Thereafter, the appeal in this court was determined by opinion of this court reported in 146 Okla. 291, 294 P. 187, and by that opinion the cause was remanded to the trial court for further trial upon one branch or the title suit. That hearing and determination was necessary to finally determine the rights of the parties in the title suit. That final hearing was had in the trial court in January, 1932. The trial court also in 1932, as above stated, rendered final judgment on the receiver's report. All this was in the correct discharge of the duties of the trial court, and we are wholly unable to follow the argument of the receiver that after June, 1923, the trial court had no authority to proceed in the receivership matter. During all of the time from June, 1923, until final judgment on his final report in 1932, the receiver acted in the management of the property and the collection of money. It is difficult to understand how it can be argued that the court was without authority to require an accounting for that period and to pass upon the final report of the receiver.

As to the amounts of the allowances and surcharges, the record and briefs are very voluminous, dealing in much detail with the many contentions of the parties. Much space would be requirod to state all of the detailed contentions. There is no necessity therefor, nor would such statement serve any useful purpose. We have examined the record and considered the arguments as to each contention. Lqrge sums were allowed to the receiver for himself and for bookkeeping expenses but the receivership extended over a long period, and valuable property was involvod and large sums of money were handled. We are convinced that those allowances were reasonable in view of the circumstances of the case, and that such allowances are amply sustained by the evidence. The receiver's attorney did not represent him throughout his period of services as receiver, but did serve as his attorney for several months, and prepared or aided in the preparation of the report covering the entire receivership, and aided in the detailed presentation of the report to the court, which required considerable time.
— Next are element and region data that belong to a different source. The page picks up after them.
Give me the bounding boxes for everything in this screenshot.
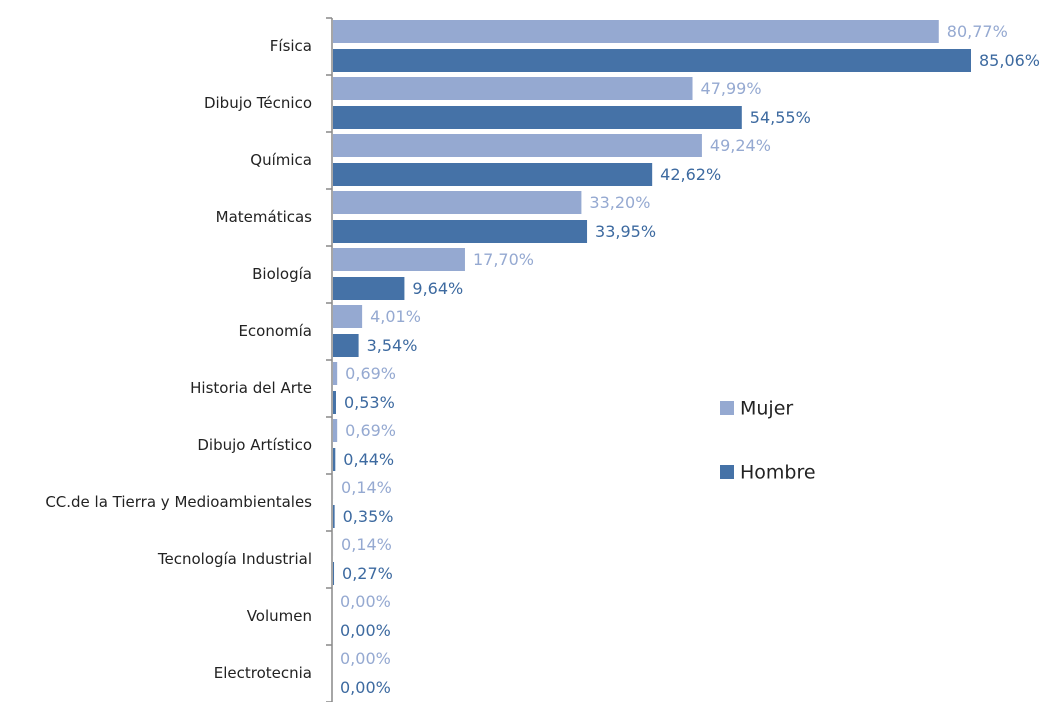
- category-label: Tecnología Industrial: [157, 550, 312, 568]
- category-label: Dibujo Técnico: [204, 94, 312, 112]
- value-label: 17,70%: [473, 250, 534, 269]
- category-label: Volumen: [247, 607, 312, 625]
- bar: [333, 419, 338, 442]
- bar: [333, 448, 336, 471]
- value-label: 33,20%: [589, 193, 650, 212]
- bar: [333, 334, 359, 357]
- bar: [333, 305, 363, 328]
- category-label: Dibujo Artístico: [197, 436, 312, 454]
- legend-swatch: [720, 401, 734, 415]
- bar: [333, 191, 582, 214]
- value-label: 9,64%: [412, 279, 463, 298]
- category-label: Electrotecnia: [214, 664, 312, 682]
- bar: [333, 163, 653, 186]
- bar: [333, 77, 693, 100]
- value-label: 0,00%: [340, 621, 391, 640]
- value-label: 85,06%: [979, 51, 1040, 70]
- value-label: 0,00%: [340, 592, 391, 611]
- value-label: 4,01%: [370, 307, 421, 326]
- bar: [333, 391, 336, 414]
- value-label: 0,44%: [343, 450, 394, 469]
- value-label: 3,54%: [367, 336, 418, 355]
- bar: [333, 362, 338, 385]
- bar: [333, 248, 465, 271]
- value-label: 49,24%: [710, 136, 771, 155]
- category-label: Biología: [252, 265, 312, 283]
- value-label: 0,00%: [340, 649, 391, 668]
- value-label: 54,55%: [750, 108, 811, 127]
- category-label: Matemáticas: [216, 208, 313, 226]
- category-label: Química: [250, 151, 312, 169]
- category-label: CC.de la Tierra y Medioambientales: [45, 493, 312, 511]
- value-label: 0,00%: [340, 678, 391, 697]
- bar: [333, 220, 588, 243]
- legend-label: Mujer: [740, 398, 793, 420]
- bar: [333, 505, 335, 528]
- value-label: 33,95%: [595, 222, 656, 241]
- bar: [333, 277, 405, 300]
- legend-swatch: [720, 465, 734, 479]
- value-label: 0,35%: [343, 507, 394, 526]
- bar: [333, 20, 939, 43]
- value-label: 0,27%: [342, 564, 393, 583]
- value-label: 42,62%: [660, 165, 721, 184]
- bar: [333, 49, 971, 72]
- bar: [333, 562, 335, 585]
- value-label: 0,14%: [341, 478, 392, 497]
- value-label: 0,69%: [345, 364, 396, 383]
- category-label: Física: [270, 37, 312, 55]
- bar: [333, 134, 702, 157]
- category-label: Historia del Arte: [190, 379, 312, 397]
- category-label: Economía: [238, 322, 312, 340]
- value-label: 0,69%: [345, 421, 396, 440]
- value-label: 47,99%: [701, 79, 762, 98]
- value-label: 0,53%: [344, 393, 395, 412]
- value-label: 0,14%: [341, 535, 392, 554]
- bar: [333, 106, 742, 129]
- legend-label: Hombre: [740, 462, 816, 484]
- value-label: 80,77%: [947, 22, 1008, 41]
Testimony was introduced as to the value of the services of the attorney, and in view or the circumstances, we think that allowance was reasonable, and we find it amply supported by the evidence. Without reciting the minute details, we find no error in any surcharge against the receiver. All are fully sustained as being proper under the evidence.

The plaintiffs contend that the receiver, prior to his appointment, agreed to serve without compensation. This was disputed. *169 No reference to any such agreement appears in the record of the application for appointment, or in the making of the appointment. That issue, along with the others, was submitted to and passed upon by the trial court. The record sustains the conclusion of the trial court.

In passing upon the receiver's final report we do not find that the trial court committed any error, or that there was any violation of his duty or abuse of discretion. The contest upon the receiver's report was vigorous, and the trial thereon was thorough and fair, and the conclusion thereon in all respects reasonable and well sustained by the evidence.

The judgment of the trial court on the receiver's report as rendered on January 23, 1932, is affirmed.

McNEILL, C. J., OSBORN, V. C. J., and BAYLESS and CORN, JJ., concur.